Duh! I didn’t expect you to rethink radiometric dating as it is the only way you can back up your world-view dependent presupposition of deeptime you need for your dumb theory to stay afloat. So be it. I don’t care what you >BELIEVE IN<.
This is nothing to do with “dumb theories” or “worldview dependent presuppositions” or “what you >BELIEVE IN<”. This is about getting your facts straight. Nothing more, nothing less.
A word from The Wise One, “The Lord opposes the proud but gives grace to the humble.” Would you say you interactions since you joined this forum were marked by the former or the later?

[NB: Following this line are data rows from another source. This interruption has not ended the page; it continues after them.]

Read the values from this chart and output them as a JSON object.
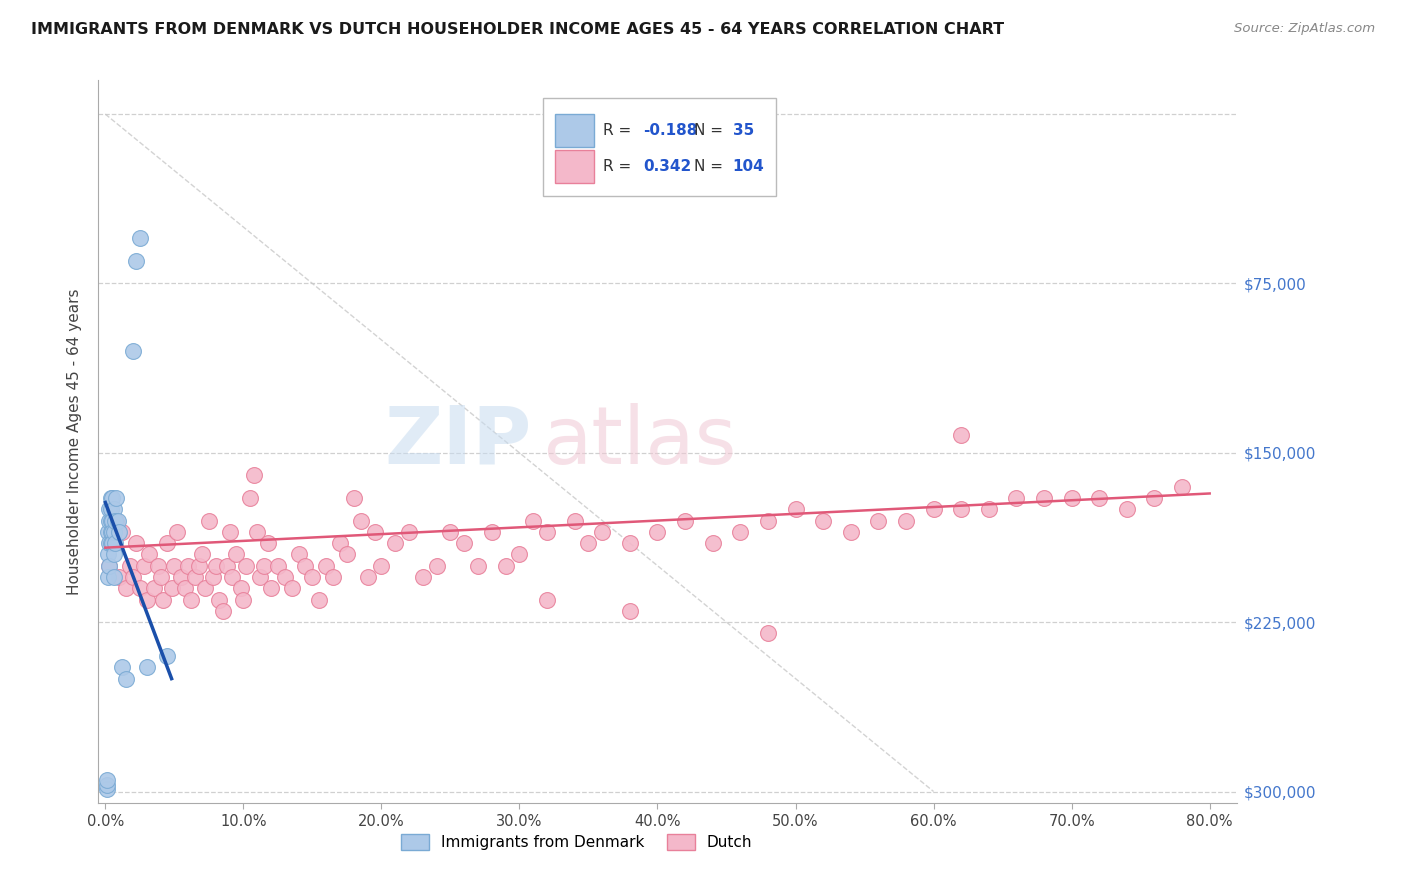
{
  "title": "IMMIGRANTS FROM DENMARK VS DUTCH HOUSEHOLDER INCOME AGES 45 - 64 YEARS CORRELATION CHART",
  "source": "Source: ZipAtlas.com",
  "ylabel": "Householder Income Ages 45 - 64 years",
  "xlim": [
    -0.005,
    0.82
  ],
  "ylim": [
    -5000,
    315000
  ],
  "xtick_vals": [
    0.0,
    0.1,
    0.2,
    0.3,
    0.4,
    0.5,
    0.6,
    0.7,
    0.8
  ],
  "ytick_vals": [
    0,
    75000,
    150000,
    225000,
    300000
  ],
  "right_ytick_labels": [
    "$300,000",
    "$225,000",
    "$150,000",
    "$75,000",
    ""
  ],
  "denmark_fill": "#adc9e8",
  "denmark_edge": "#7aaad4",
  "dutch_fill": "#f4b8ca",
  "dutch_edge": "#e8809a",
  "denmark_line_color": "#1a4faa",
  "dutch_line_color": "#e05878",
  "diag_line_color": "#c8c8c8",
  "grid_color": "#d0d0d0",
  "R_denmark": "-0.188",
  "N_denmark": "35",
  "R_dutch": "0.342",
  "N_dutch": "104",
  "legend_label_denmark": "Immigrants from Denmark",
  "legend_label_dutch": "Dutch",
  "denmark_x": [
    0.001,
    0.001,
    0.001,
    0.002,
    0.002,
    0.002,
    0.003,
    0.003,
    0.003,
    0.003,
    0.004,
    0.004,
    0.004,
    0.004,
    0.004,
    0.005,
    0.005,
    0.005,
    0.005,
    0.006,
    0.006,
    0.006,
    0.006,
    0.007,
    0.007,
    0.008,
    0.009,
    0.01,
    0.012,
    0.015,
    0.02,
    0.022,
    0.025,
    0.03,
    0.045
  ],
  "denmark_y": [
    1000,
    3000,
    5000,
    95000,
    115000,
    105000,
    120000,
    125000,
    110000,
    100000,
    125000,
    115000,
    110000,
    130000,
    120000,
    120000,
    115000,
    130000,
    110000,
    125000,
    115000,
    105000,
    95000,
    120000,
    110000,
    130000,
    120000,
    115000,
    55000,
    50000,
    195000,
    235000,
    245000,
    55000,
    60000
  ],
  "dutch_x": [
    0.003,
    0.005,
    0.008,
    0.01,
    0.012,
    0.015,
    0.018,
    0.02,
    0.022,
    0.025,
    0.028,
    0.03,
    0.032,
    0.035,
    0.038,
    0.04,
    0.042,
    0.045,
    0.048,
    0.05,
    0.052,
    0.055,
    0.058,
    0.06,
    0.062,
    0.065,
    0.068,
    0.07,
    0.072,
    0.075,
    0.078,
    0.08,
    0.082,
    0.085,
    0.088,
    0.09,
    0.092,
    0.095,
    0.098,
    0.1,
    0.102,
    0.105,
    0.108,
    0.11,
    0.112,
    0.115,
    0.118,
    0.12,
    0.125,
    0.13,
    0.135,
    0.14,
    0.145,
    0.15,
    0.155,
    0.16,
    0.165,
    0.17,
    0.175,
    0.18,
    0.185,
    0.19,
    0.195,
    0.2,
    0.21,
    0.22,
    0.23,
    0.24,
    0.25,
    0.26,
    0.27,
    0.28,
    0.29,
    0.3,
    0.31,
    0.32,
    0.34,
    0.35,
    0.36,
    0.38,
    0.4,
    0.42,
    0.44,
    0.46,
    0.48,
    0.5,
    0.52,
    0.54,
    0.56,
    0.58,
    0.6,
    0.62,
    0.64,
    0.66,
    0.68,
    0.7,
    0.72,
    0.74,
    0.76,
    0.78,
    0.62,
    0.48,
    0.38,
    0.32
  ],
  "dutch_y": [
    100000,
    110000,
    120000,
    95000,
    115000,
    90000,
    100000,
    95000,
    110000,
    90000,
    100000,
    85000,
    105000,
    90000,
    100000,
    95000,
    85000,
    110000,
    90000,
    100000,
    115000,
    95000,
    90000,
    100000,
    85000,
    95000,
    100000,
    105000,
    90000,
    120000,
    95000,
    100000,
    85000,
    80000,
    100000,
    115000,
    95000,
    105000,
    90000,
    85000,
    100000,
    130000,
    140000,
    115000,
    95000,
    100000,
    110000,
    90000,
    100000,
    95000,
    90000,
    105000,
    100000,
    95000,
    85000,
    100000,
    95000,
    110000,
    105000,
    130000,
    120000,
    95000,
    115000,
    100000,
    110000,
    115000,
    95000,
    100000,
    115000,
    110000,
    100000,
    115000,
    100000,
    105000,
    120000,
    115000,
    120000,
    110000,
    115000,
    110000,
    115000,
    120000,
    110000,
    115000,
    120000,
    125000,
    120000,
    115000,
    120000,
    120000,
    125000,
    125000,
    125000,
    130000,
    130000,
    130000,
    130000,
    125000,
    130000,
    135000,
    158000,
    70000,
    80000,
    85000
  ]
}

Darwin based his idea on Lyell’s geologic principle that involved deep time - LONG BEFORE radiometric dating was even invented! It’s been an unscientific worldview-dependant proposition then and it still is too this day! You think that radiometric dating is providing a “straight scientific” evidence you just had to follow? Pull the steel beam out of your eyes!
Let me guess: you would believe in deep time even if radiometric dating didn’t exist - exactly like Darwin did. Why? Because time is the only way to prevent the theory you >believe< in from collapsing - which you couldn’t buy any means afford due to your ideological commitment to Darwinism. You’re demonstrably biased pro evolution! Denying that would only support my point. Learn living with it.
Actually, the dating doesn’t work like that with fossils.
Tell that to the Lion of Judah when he comes back and rules by a stiff rod, brother!
Arrogance is mostly perceived by those about others who wrongly believe that they are right.
Fossils are dated by the rocks, rocks are dated by index fossils. The radiometric dating methods are selected in accordance with the rock layers the fossils have been found in - no wonder they confirm the respective ages. That’s how they do it.
You realise that you just implied that Jesus is proud? The Lord of Heaven and Earth is the most humble being in the universe since he is incapable of thinking more highly of himself than he ought. As Christians we are called to imitate him by doing likewise.
Physician heal thyself!
If you find me to be proud just because I stand by my guns, it tells more about yourself than me, I suppose. I honor the God who inspired the Bible and the points I’ve made are scientifically evidenced and consistent with the Bible. You guys are the proud ones here, as you support the distortion of biblical truth by squishing man’s “knowledge” into the genesis account - which God didn’t authorize! Don’t tell me I’m arrogant by pointing you guys to the obvious!
Take notes:
I’m on biblical ground - you’re the ones who are clearly not!
I honor biblical truth. Jesus said that he is the way, the truth and the life. So by honoring the truth - I honor Jesus! What about you guys? Just sayin’.
God help us all–another professional smiter!
2peter3 
“Let me guess: you would believe in deep time even if radiometric dating didn’t exist…”
No doubt, as multiple independent observations show the age of the earth and the universe is ancient. All radiometric dating does is quantify it accurately in appropriate cases. It was known to be ancient long before Darwin, and accepted to be ancient by many who do not accept evolution.
It is not consistent with the YEC interpretation of Genesis but it is consistent with other interpretations independent of evolutionary theory, and it is consistent with creation showing the glory of God as stated in scripture without deception or false representation.